The serial bankrupt was director of Retail Acquisitions, the company that bought BHS in 2015 for £1 from billionaire Sir Philip Green.
BHS went bust a year later with the loss of 11,000 jobs and around 19,000 pension holders, leaving a £571 million pension deficit.
The Pensions Regulator said that it is now prosecuting Mr Chappell for failing to comply with three requests for information – on 26 April 2016, 13 May 2016 and 20 February 2017.
He has been summonsed to appear at Brighton Magistrates’ Court on September 20 2017 to face three charges of neglecting or refusing to provide information and documents without a reasonable excuse.
Earlier this summer, the Pensions Regulator pledged to flex its muscles, saying that it “will not hesitate” to prosecute companies or individuals if they refuse to hand over information.
The latest charges follow a damning Parliamentary inquiry into the collapse of BHS and a public outcry over the conduct of both Mr Chappell and Sir Philip.
The Topshop tycoon agreed to pay £363 million to settle the BHS pension scheme in February.
MPs launched a post mortem into the company’s collapse and the joint report of two Commons select committees said Mr Chappell had exploited the company for his own personal gain and paid himself and fellow directors “lavish” rewards.
Labour MP Frank Field, who led the pursuit of the case in Parliament, today said: “If The Pensions Regulator is frightened of landing the whale, I suppose going after the sprat is the next best thing.
“Why was Sir Philip Green allowed to get away with an inadequate settlement, in which pensions have been cut, yet Dominic Chappell is going to be sued?

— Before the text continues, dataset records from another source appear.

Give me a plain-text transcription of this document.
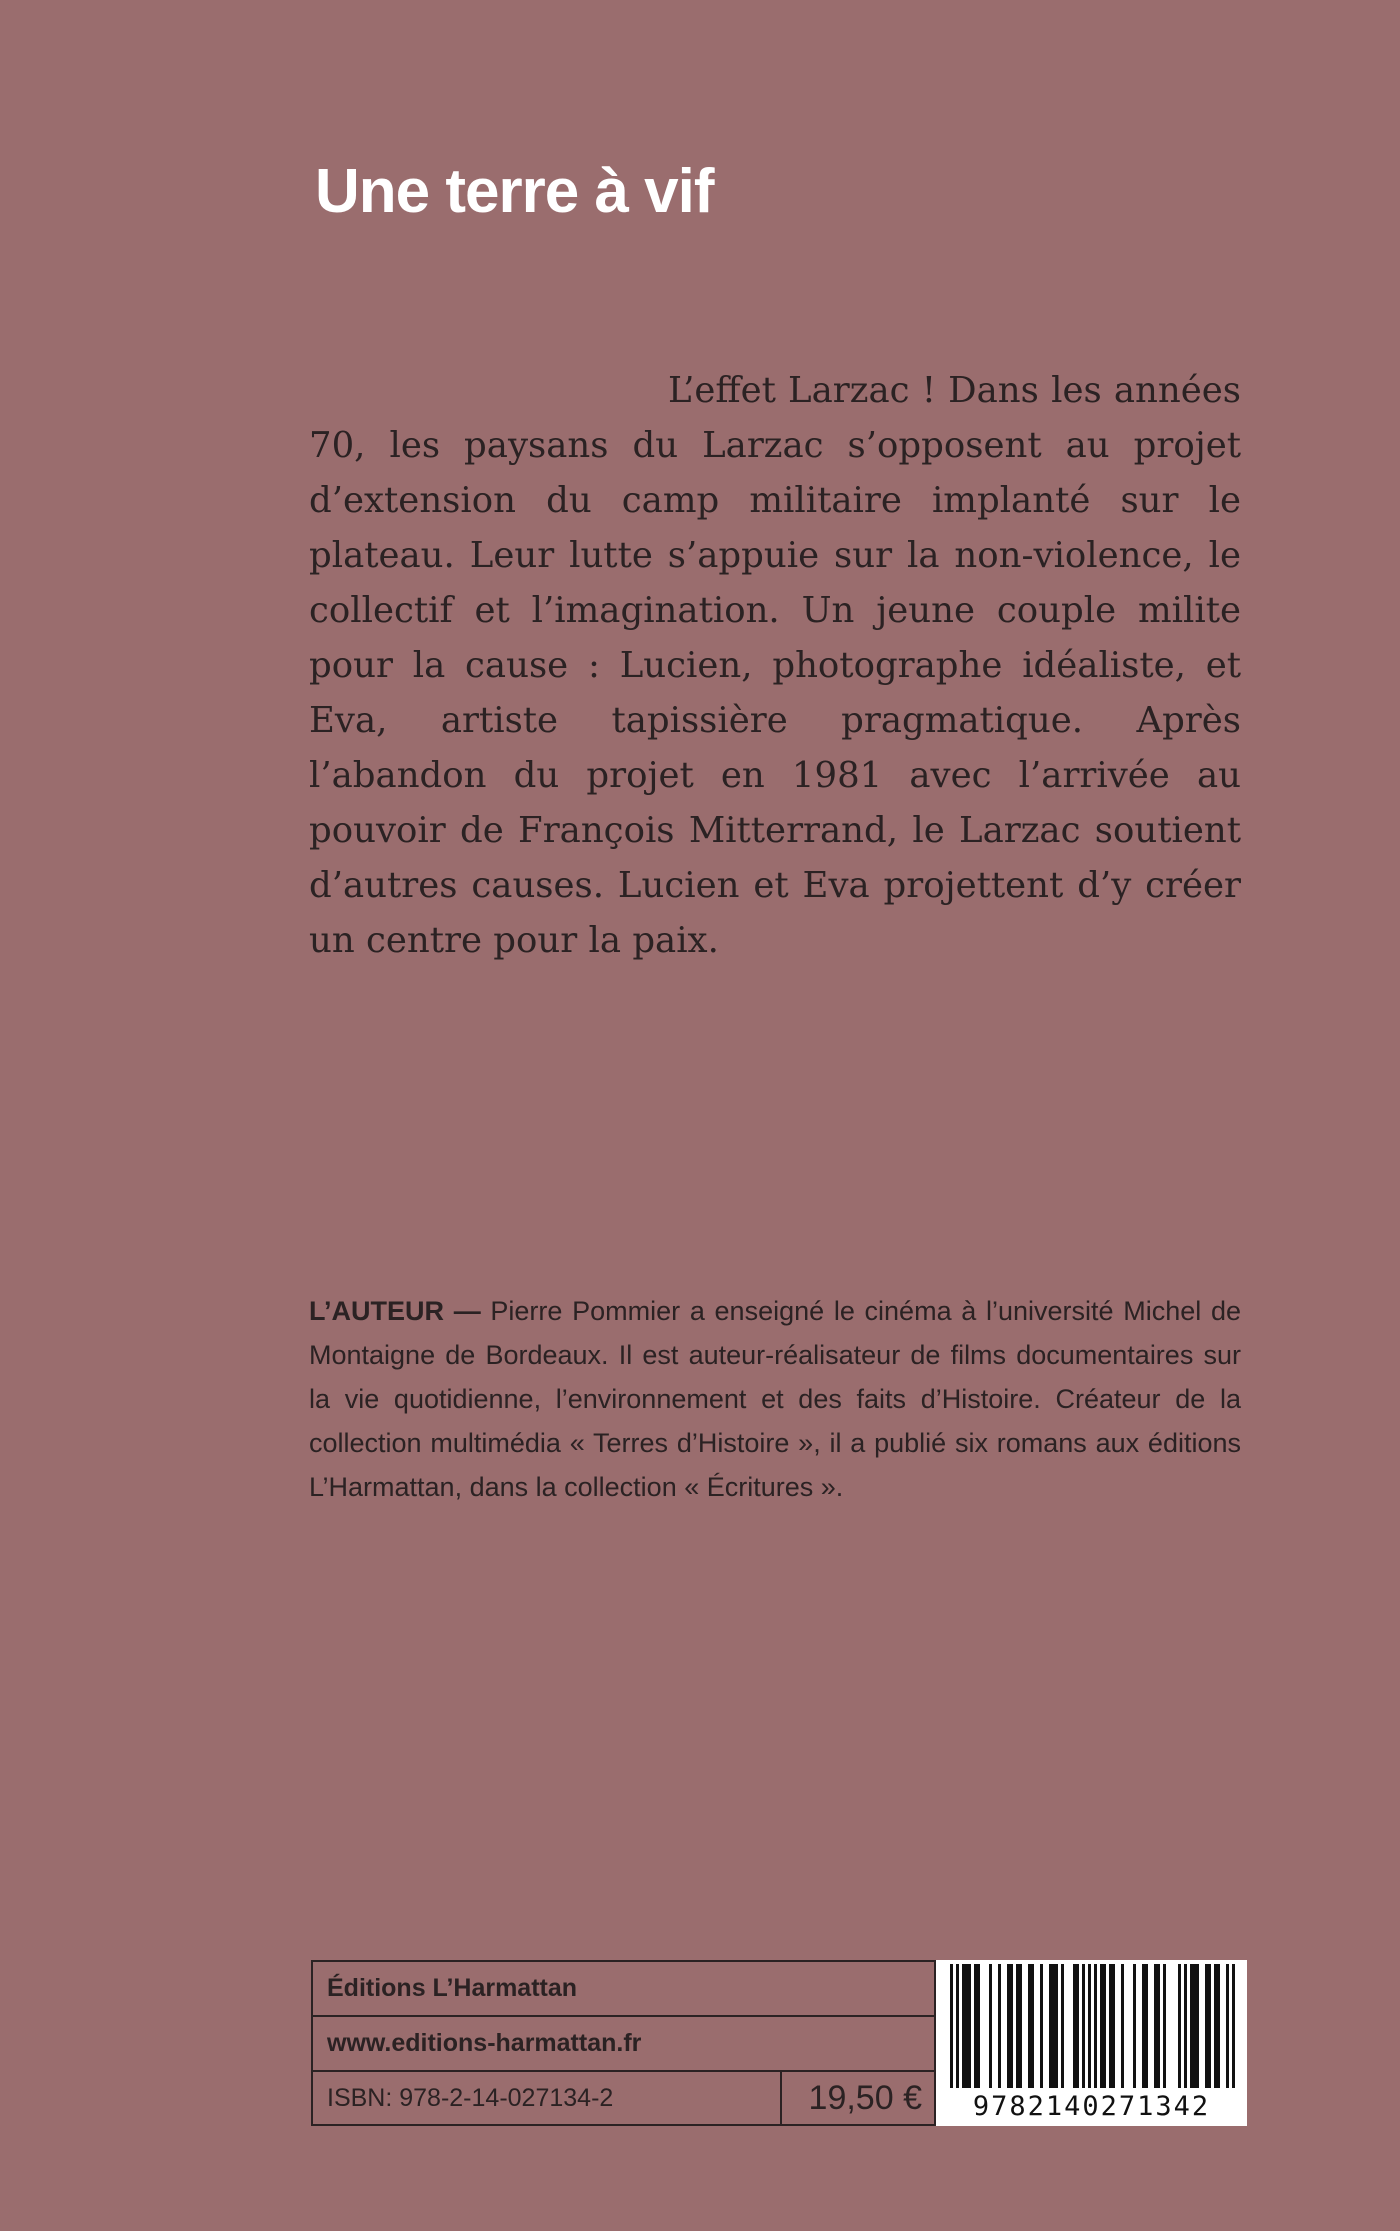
Une terre à vif

L’effet Larzac ! Dans les années 70, les paysans du Larzac s’opposent au projet d’extension du camp militaire implanté sur le plateau. Leur lutte s’appuie sur la non-violence, le collectif et l’imagination. Un jeune couple milite pour la cause : Lucien, photographe idéaliste, et Eva, artiste tapissière pragmatique. Après l’abandon du projet en 1981 avec l’arrivée au pouvoir de François Mitterrand, le Larzac soutient d’autres causes. Lucien et Eva projettent d’y créer un centre pour la paix.

L’AUTEUR — Pierre Pommier a enseigné le cinéma à l’université Michel de Montaigne de Bordeaux. Il est auteur-réalisateur de films documentaires sur la vie quotidienne, l’environnement et des faits d’Histoire. Créateur de la collection multimédia « Terres d’Histoire », il a publié six romans aux éditions L’Harmattan, dans la collection « Écritures ».

Éditions L’Harmattan
www.editions-harmattan.fr
ISBN: 978-2-14-027134-2	19,50 €	9782140271342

“I’ll be consulting the House of Commons’ lawyers on when I can begin to unlock that puzzle, so that Mr Chappell has a fair trial.”
Under Mr Chappell’s tenure as owner of BHS, £8.4 million was taken out of the chain by Retail Acquisitions, with £6 million still owed when it collapsed last year.
Retail Acquisitions was put into liquidation in May although Mr Chappell, a former bankrupt, said at the time he would challenge the court ruling.